Install CPU-Z and it will run an analysis of your system, then serve up lots of useful information – including RAM speed.
Click the Memory tab to find a bunch of information about your computer’s memory. The one you’re looking for is the top entry: ‘DRAM Frequency’.
As you’ll see in our screenshot our RAM is 534MHz, but because it’s DDR RAM (Double Data Rate) we multiply that figure by two to get a final figure of 1068MHz.
You can also enter your computer’s BIOS and see the RAM speed there. If you already know what speed your RAM should run at, you’ll know whether it’s at the correct speed or not.

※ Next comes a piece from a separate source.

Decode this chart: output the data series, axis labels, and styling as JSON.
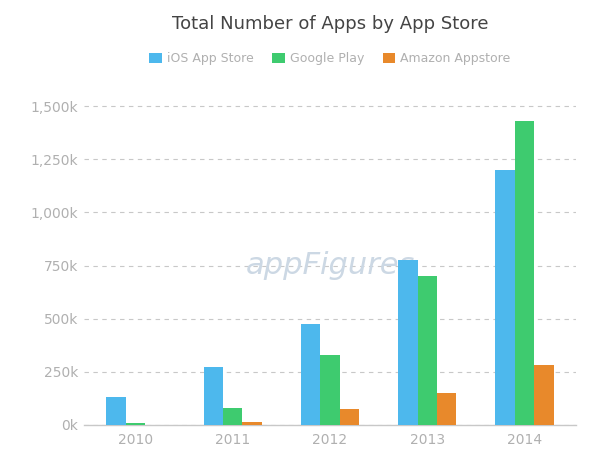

If you don’t know, then you might have to look at the memory sticks themselves to find the make and model, then search online to find out the specifications. Quite often, RAM that’s designed to run faster than standard JEDEC presets will be running slower than it’s capable of, so you may well have to enter the BIOS and manually set the speed (and other timings) to make it run at the right speed.
When adding more RAM in free memory slots, it’s a good idea to get matching sticks if you can. Otherwise, buy RAM which matches the specs of your current memory.